E lá estávamos, prontos para uma viagem em moto clássica pelo Himalaia índio, na região de Ladakh, que no idioma local significa “terra dos passos elevados˜, também chamada de Pequeno Tibete pela imensidade das montanhas e bem preservada cultura autóctone, muito visível na arquitetura civil e monacal, a música, as vestimentas, o artesanato e a deliciosa comida que degustávamos.
Tínhamos contatado com um amigo que organiza esta aventura desde faz vários anos, uma aventura de essas que perduram na memória como de “Uma vez na vida”. A viagem tinha de todo, o desconhecido, a beleza da paisagem, o território extremo, a simpatia das pessoas locais, e os laços de amizade criados entre o pequeno grupo de pilotos que nos reunimos disfrutando das robustas Royal Enfield 500, a moto monocilíndrica mais popular na Índia, com seu inigualável som, uma nova experiência para aqueles como nós, acostumados a viajar em BMW GS.
De origem inglês e fabricação indiana, com poucas modificações desde os anos 60, a RE é uma verdadeira moto clássica ideal tanto no asfalto como nas estradas de terra. Só é possível fazer esse passeio entre os meses de maio e outubro, pois no resto do ano as estradas estão interditadas por causa da neve.
O grupo de pilotos nos reunimos na cidade de Leh, a capital de Ladakh, no Estado indiano de Jammu-Kashmir. Leh fica a 3.524 metros acima do nível do mar, ideal para se acostumar ao oxigênio rarefeito. Chegamos a Leh em voo local desde Nova Delhi, com vistas impressionantes sobrevoando os picos do Himalaia. Leh é uma cidade tranquila, com seu Castilho medieval e templos budistas, ainda que nos últimos anos recebe cada vez mais turistas. Tem uma boa infraestrutura de hospedagem, nós ficamos em um charmoso guest house só para o grupo, com um belo jardim e a simpatia dos donos. Já os três primeiros dias foram de toma de contato com as RE viajando num radio de 150 Km visitando mosteiros e pequenas vilas, e para se acostumar ao oxigênio. Vale lembrar que na Índia se circula pela esquerda.

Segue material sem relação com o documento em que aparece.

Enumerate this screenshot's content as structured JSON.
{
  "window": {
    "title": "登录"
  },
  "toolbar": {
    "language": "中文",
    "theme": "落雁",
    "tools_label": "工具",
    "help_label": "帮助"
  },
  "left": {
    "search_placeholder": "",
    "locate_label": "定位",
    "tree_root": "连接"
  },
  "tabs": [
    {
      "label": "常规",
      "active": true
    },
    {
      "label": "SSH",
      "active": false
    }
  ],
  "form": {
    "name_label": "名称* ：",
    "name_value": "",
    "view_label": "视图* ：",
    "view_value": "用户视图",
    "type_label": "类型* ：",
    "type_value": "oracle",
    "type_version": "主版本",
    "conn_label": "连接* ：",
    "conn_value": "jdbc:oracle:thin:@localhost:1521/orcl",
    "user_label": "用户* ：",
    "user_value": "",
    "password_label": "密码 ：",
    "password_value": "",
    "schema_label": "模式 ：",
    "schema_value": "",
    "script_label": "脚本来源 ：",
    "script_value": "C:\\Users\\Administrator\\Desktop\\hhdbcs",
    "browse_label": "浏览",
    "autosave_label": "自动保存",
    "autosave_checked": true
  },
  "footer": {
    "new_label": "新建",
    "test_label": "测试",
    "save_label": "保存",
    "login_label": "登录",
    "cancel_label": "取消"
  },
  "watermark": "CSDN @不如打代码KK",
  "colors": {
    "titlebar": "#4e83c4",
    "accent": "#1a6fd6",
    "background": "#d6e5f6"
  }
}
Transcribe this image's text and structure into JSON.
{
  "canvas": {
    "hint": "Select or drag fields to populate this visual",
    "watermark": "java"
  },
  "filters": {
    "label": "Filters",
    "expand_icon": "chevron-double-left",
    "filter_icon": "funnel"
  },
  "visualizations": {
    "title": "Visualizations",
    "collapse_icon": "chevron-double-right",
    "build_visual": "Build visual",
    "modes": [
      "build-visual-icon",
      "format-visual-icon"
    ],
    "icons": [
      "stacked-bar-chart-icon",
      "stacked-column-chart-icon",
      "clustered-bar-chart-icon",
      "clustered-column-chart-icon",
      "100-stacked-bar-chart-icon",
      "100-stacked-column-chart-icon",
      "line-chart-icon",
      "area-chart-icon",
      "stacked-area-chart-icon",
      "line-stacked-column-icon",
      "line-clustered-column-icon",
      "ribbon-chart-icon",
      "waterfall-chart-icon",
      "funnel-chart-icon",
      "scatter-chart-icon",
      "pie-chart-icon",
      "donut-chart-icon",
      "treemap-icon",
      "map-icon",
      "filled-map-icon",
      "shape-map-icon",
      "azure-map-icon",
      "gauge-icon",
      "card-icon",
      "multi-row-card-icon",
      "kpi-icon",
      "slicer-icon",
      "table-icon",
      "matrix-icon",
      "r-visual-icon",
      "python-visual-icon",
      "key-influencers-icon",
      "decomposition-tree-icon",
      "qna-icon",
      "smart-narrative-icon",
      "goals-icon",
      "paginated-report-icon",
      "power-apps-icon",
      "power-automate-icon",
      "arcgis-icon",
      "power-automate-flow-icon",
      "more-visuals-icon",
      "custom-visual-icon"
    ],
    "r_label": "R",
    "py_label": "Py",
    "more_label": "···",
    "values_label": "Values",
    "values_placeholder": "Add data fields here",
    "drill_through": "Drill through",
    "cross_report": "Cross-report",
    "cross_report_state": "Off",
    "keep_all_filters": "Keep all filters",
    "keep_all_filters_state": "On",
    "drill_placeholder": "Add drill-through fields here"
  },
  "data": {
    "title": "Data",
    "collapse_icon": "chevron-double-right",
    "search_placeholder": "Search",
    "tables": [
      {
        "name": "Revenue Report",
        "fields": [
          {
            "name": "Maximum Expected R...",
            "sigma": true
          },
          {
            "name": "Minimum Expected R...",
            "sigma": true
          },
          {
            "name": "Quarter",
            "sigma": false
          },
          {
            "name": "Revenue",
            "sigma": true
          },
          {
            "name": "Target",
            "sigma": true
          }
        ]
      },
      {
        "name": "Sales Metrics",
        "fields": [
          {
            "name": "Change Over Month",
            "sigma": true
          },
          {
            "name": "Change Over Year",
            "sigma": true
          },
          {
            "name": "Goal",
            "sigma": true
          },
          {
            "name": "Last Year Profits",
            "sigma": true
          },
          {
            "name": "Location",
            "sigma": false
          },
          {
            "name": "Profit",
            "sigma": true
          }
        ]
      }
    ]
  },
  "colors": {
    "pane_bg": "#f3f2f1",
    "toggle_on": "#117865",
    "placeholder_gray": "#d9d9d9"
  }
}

Ao quarto dia começou a aventura de verdade, sempre com um Jeep de apoio e o Mitu, nosso mecânico local. No Jeep levávamos gasolina extra, ferramentas e peças, além da equipagem. Nas motos só carregávamos o básico nas malas laterais, como equipamento de inverno, agua mineral, protetor solar e equipamento fotográfico. Viajamos 15 dias no mês de Julho, com temperatura media muito agradável de 25 C, porém nos passos elevados pode fazer mais frio e até nevar.

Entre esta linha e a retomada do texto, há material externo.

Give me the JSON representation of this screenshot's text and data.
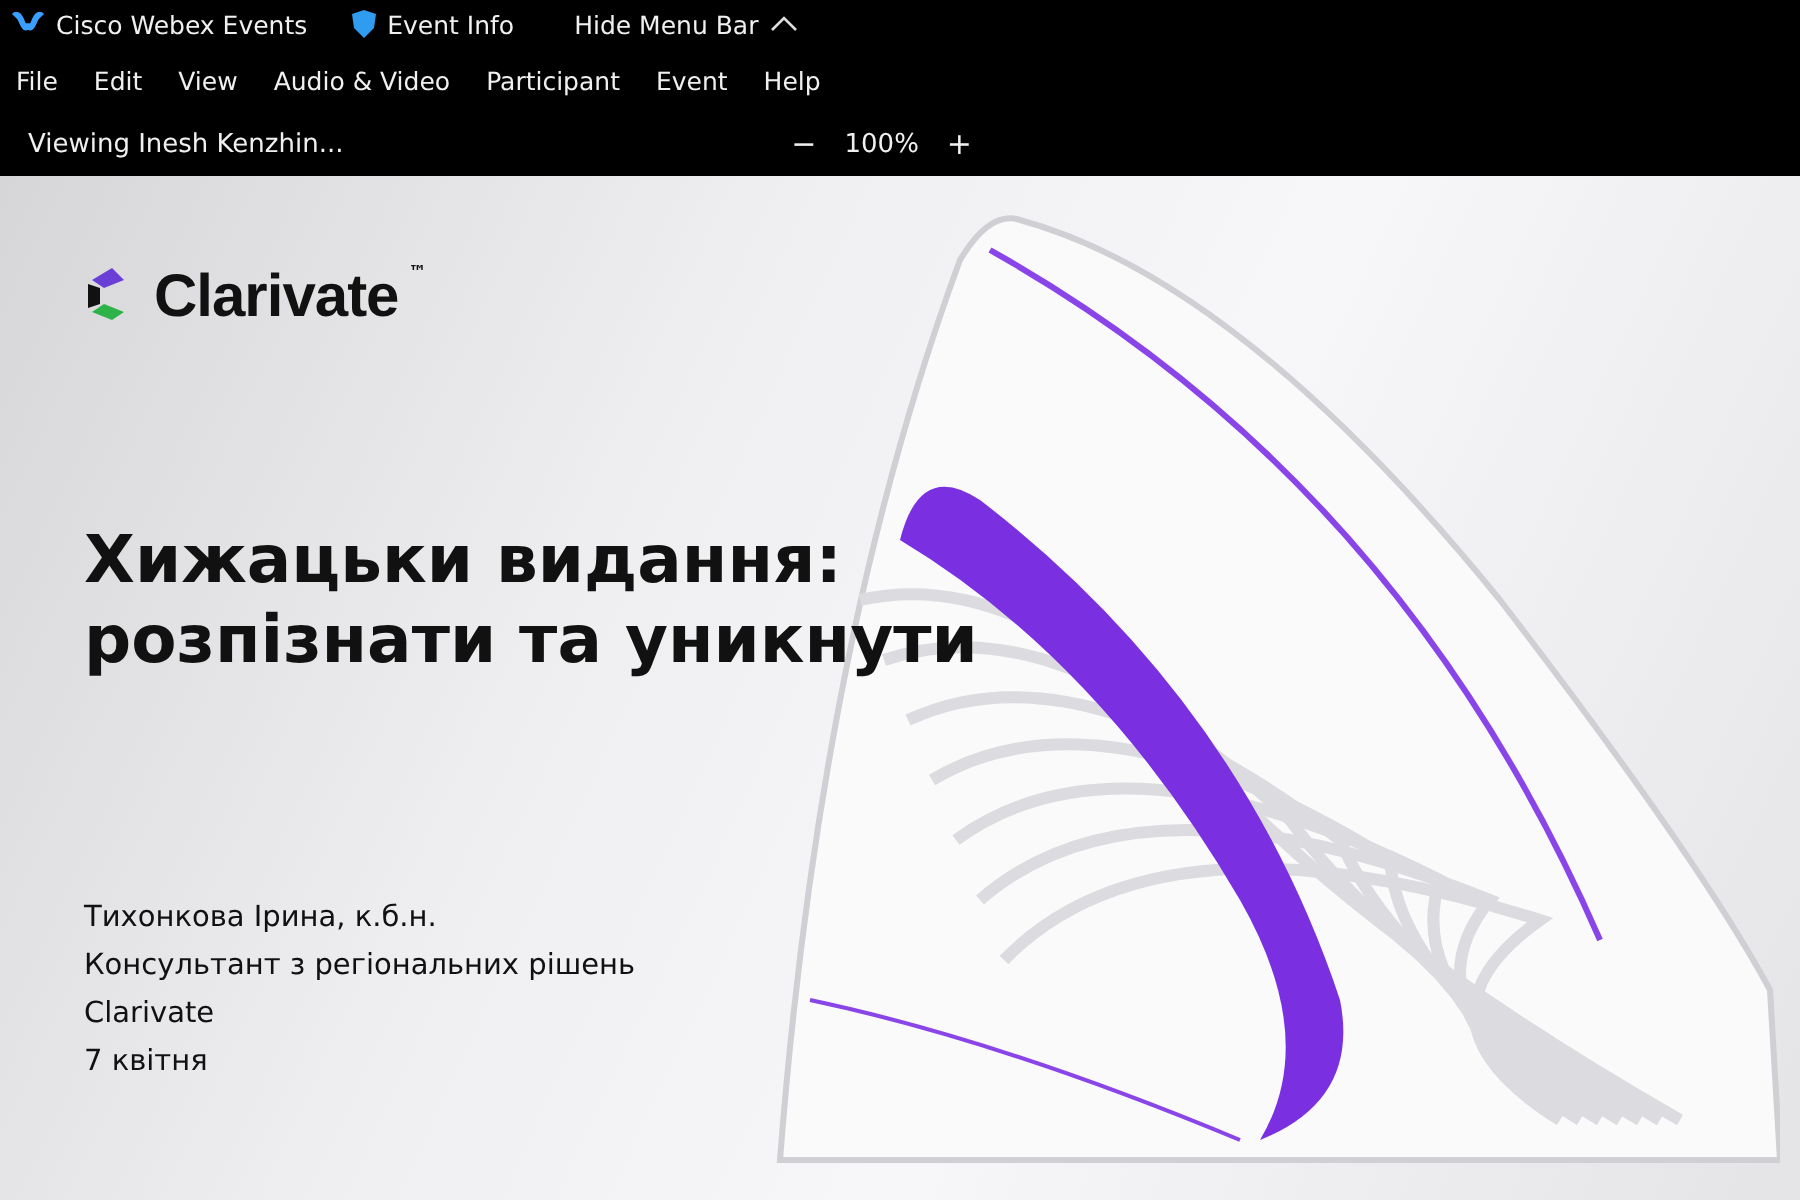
{
  "title_bar": {
    "app_name": "Cisco Webex Events",
    "event_info": "Event Info",
    "hide_menu": "Hide Menu Bar"
  },
  "menu": [
    "File",
    "Edit",
    "View",
    "Audio & Video",
    "Participant",
    "Event",
    "Help"
  ],
  "viewing_bar": {
    "status": "Viewing Inesh Kenzhin...",
    "zoom_out": "−",
    "zoom": "100%",
    "zoom_in": "+"
  },
  "slide": {
    "logo": "Clarivate",
    "trademark": "™",
    "title_lines": [
      "Хижацьки видання:",
      "розпізнати та уникнути"
    ],
    "details": [
      "Тихонкова Ірина, к.б.н.",
      "Консультант з регіональних рішень",
      "Clarivate",
      "7 квітня"
    ]
  }
}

Desde Leh partimos em sentido sudoeste pela estrada que leva a Srinagar, a capital da Cachemira, região famosa por a lã do mesmo nome. Tivéramos muita sorte porque os 300 primeiros km da estrada tinham sido asfaltados recentemente e parecia que pilotávamos sobre um tapete preto entre montanhas gigantescas. Em apenas duas horas chegamos ao mosteiro budista de Alchi, um lugar centenário que visitamos junto ao rio Indo, alguns do grupo foram meditar durante a puja, os cânticos dos monges acompanhados do ressonar de tambores, pratos metálicos e longas trompetes. Este mosteiro é famoso por suas pinturas e estátuas centenárias. Visitamos a vila e ficamos lá a essa noite.
Nós, acostumados a viagens rápidos pelo Brasil, Argentina e Chile, rapidamente percebemos que a filosofia de viajar pelo Himalaia é totalmente oposta. Apenas passamos de 80 km/h de media e paramos continuamente para desfrutar das vistas, fazer fotos ou tomar um chá. Ninguém tem presa, a viagem não é chegar precipitadamente, porém desfrutar ao máximo da rota.
Durante todo o tour tivéramos uma comida saborosa e natural, nada do picante do centro da Índia, isso sim, maioritariamente vegetariana, porém com tanta diversidade de pratos por experimentar que ninguém reclamou em toda a viagem, aliás, cada dia terminava com boas conversas arredor de refrescantes geladinhas. No grupo tínhamos um casal da Califórnia, outro espanhol (ela na garupa), três alemães, nós dois brasileiros e os guias, um da Austrália que mora na Inglaterra e o outro espanhol morando aqui no Brasil (nosso contato). Conversávamos principalmente em inglês e na Índia praticamente todo mundo fala um bom inglês, pois é a língua falada nas escolas.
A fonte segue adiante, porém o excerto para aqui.